ÍNDIO GRIS

REVISTA UNIPESSOAL DE COLETA DE LIXO
N° 36. ANO 2001, QUINTA-FEIRA
1  DE FEVEREIRO
UNE - DIRIGE - ESCREVE E CORRESPONDE: MENASSA 2001 

NÃO SABEMOS FALAR MAS O FAZEMOS EM VÁRIOS IDIOMAS
CASTELHANO, FRANCÊS, INGLÊS, ALEMÃO
ÁRABE, PORTUGUÊS, ITALIANO E
CATALÃO

ÍNDIO GRIS, É PRODUTO
DE UMA FUSÃO
O BRILHO DO CINZA
E
O ÍNDIO DO JARAMA
A FUSÃO COM MAIS FUTURO DO SÉCULO
XXI

Índio Gris


ÍNDIO GRIS Nº 36

1

SEMANA DE 4 A 11 DE JUNHO de 1976, BUENOS AIRES, preparando o exílio. 

Querido: 

Hoje estive com  meu pai e ele me disse que, de qualquer maneira, o homem, faça o que faça, estará descontente, melhor, então, fazer o que dá menos trabalho e podemos agregar, entre nós, mais gozo.

Toda mulher é uma mulher. O que buscar, então? Talvez um espaço onde alguém possa nos chamar papai, homem finalmente, livre, já, de suas garras de ternura e de sua mutilação mortal.

Nossa união alcança seu esplendor máximo no desvario da carne. Com você tive minhas primeiras palavras acerca daquela maldita e maravilhosa carne que quase nos leva à loucura.
Quando não sabíamos o que fazer com o amor, anunciaste a violência, o golpe revelador, constitutivo, o poema. O poema (eu o entendi assim) que violentava, definitivamente, os laços do amor e que detinha seu caminho para a morte, precisamente, no instante do gozo.
Você e eu, trememos mil vezes diante da possibilidade do horror. Meu pai sempre me socorria de todos os espantos; e a você?

Uma mulher, uma mulher, uma mulher e, isto sim, não sei o que quer dizer.

2

9 de fevereiro de 1980.

QUERIDA: 

Estiveste alguma vez num atoleiro? Este atoleiro do qual quero te fazer referência claramente, e não sei se poderei. As palavras devem ser deixadas para que se levantem para um universo desconhecido, mas isso não chega.

Parece que tudo indica que também há que ganhar dinheiro e eu já sabia, mas, às vezes, saber tampouco resolve. Não digo que quero me suicidar, mas digo que não entendo. Quando tenho muitos papéis escritos em minha casa, sem serem publicados, me sinto nervoso, não sei o que ser: se sou escritor quero publicar já, se sou editor tenho que esperar pelo menos um ano e meio, depois do livro de teatro, o Editorial terá que conter suas atividades e por dois motivos: o econômico e porque as energias que agora estão no editorial, passarão ao campo psicoanalítico, movimento com o qual Menassa e sua gente, que desta vez serão em sua maioria mulheres, iniciarão a Segunda Fundação de Madrid.

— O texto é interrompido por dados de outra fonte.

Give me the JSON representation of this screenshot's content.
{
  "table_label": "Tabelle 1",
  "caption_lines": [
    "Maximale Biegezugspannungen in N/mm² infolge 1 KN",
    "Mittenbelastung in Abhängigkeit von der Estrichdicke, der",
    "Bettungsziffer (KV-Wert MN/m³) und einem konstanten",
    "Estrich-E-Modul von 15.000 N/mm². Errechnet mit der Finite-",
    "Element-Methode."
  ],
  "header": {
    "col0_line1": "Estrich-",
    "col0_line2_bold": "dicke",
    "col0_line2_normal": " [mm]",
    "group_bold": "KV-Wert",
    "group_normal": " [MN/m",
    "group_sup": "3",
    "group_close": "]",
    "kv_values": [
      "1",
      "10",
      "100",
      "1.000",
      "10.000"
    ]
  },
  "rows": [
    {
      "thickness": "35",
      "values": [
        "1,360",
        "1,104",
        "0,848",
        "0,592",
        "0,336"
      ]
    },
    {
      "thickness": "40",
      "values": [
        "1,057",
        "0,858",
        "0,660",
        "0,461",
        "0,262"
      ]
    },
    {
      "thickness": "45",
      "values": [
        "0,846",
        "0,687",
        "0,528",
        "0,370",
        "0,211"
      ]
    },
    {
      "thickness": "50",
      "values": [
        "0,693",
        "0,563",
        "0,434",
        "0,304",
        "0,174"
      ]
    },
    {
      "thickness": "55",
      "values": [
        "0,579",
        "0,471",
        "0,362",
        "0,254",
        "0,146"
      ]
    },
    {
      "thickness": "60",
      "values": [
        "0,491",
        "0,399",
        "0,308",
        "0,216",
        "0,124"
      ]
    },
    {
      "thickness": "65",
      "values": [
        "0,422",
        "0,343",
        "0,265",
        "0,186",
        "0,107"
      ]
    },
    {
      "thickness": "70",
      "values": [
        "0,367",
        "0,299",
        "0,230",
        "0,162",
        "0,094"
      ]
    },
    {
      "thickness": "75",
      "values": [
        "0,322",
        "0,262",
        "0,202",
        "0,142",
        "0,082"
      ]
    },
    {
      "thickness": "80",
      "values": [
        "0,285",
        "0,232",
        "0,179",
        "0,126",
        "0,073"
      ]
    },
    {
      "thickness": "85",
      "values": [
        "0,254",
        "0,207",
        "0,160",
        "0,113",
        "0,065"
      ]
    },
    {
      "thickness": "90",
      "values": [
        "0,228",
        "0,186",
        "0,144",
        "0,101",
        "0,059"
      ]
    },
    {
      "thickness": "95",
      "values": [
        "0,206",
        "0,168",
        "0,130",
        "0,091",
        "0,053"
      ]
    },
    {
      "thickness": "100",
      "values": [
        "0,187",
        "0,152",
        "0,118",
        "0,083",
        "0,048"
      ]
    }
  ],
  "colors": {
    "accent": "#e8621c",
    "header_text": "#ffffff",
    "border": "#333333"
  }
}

Na carta anterior, te disse que tenho três livros concluídos e um por terminar, e sinto que são como lingotes de ouro, e esse é meu capital; assim vou pela vida. Os livros se chamam, e já sei que te contei na outra carta, mas quero voltar a contar: O AMOR EXISTE E A LIBERDADE. Livro que escrevi em sua totalidade na experiência coletiva Carbonero e Sol, ou seja, um livro que escrevi ao mesmo tempo em que escrevia PSICOANÁLISE DO LÍDER, e que não sei por que motivos, todavia, não publiquei. A primeira versão do livro mandei em novembro de 78 ao concurso de Casa das Américas, tinha 102 páginas; a segunda versão, onde corrigi toda a introdução e tirei do livro vários poemas, ficou reduzida a 63 páginas, e assim escrito apresentei ao concurso de Villa de Rota, em Cádiz, em novembro de 79. Um ano depois, em fevereiro de 1980, tenho as quatro cópias do livro que mandei ao concurso, sobre a escrivaninha. Antes de seguir escrevendo esta carta, lerei uma das cópias completas e verei se posso averiguar porque este livro não foi premiado. Até logo.

Antes de me pôr a ler, quero te escrever que, na minha casa, as vidas transcorrem claramente. Em geral, estou mais com meus filhos e isso, ainda que pareça mentira, me faz bem. Javier e Ana Mercedes levam adiante uma forte relação comigo. Nos sábados e domingos de inverno, fico em casa escrevendo, e para todos parece bom que eu escreva (vêm me cumprimentar na sala e eu desço para comer). Vivo agora no andar superior e desço para ver um programa de tv com as crianças ou para escutar música num bonito toca-discos que temos na copa; e desço, também, quando toca a campainha e ninguém abre a porta; e desço, também para regar as plantinhas; bom, na verdade, desço a cada tanto e nos momentos livres; aos sábados e domingos, fico em minha casa escrevendo. Ontem fui ao Centro Argentino para escutar MARIO TREJO recitando seus poemas; amanhã, domingo, ele vem com Poni a minha casa para comer e ver a antologia de seu amigo Aguirre, na qual ele está muito bem incluído.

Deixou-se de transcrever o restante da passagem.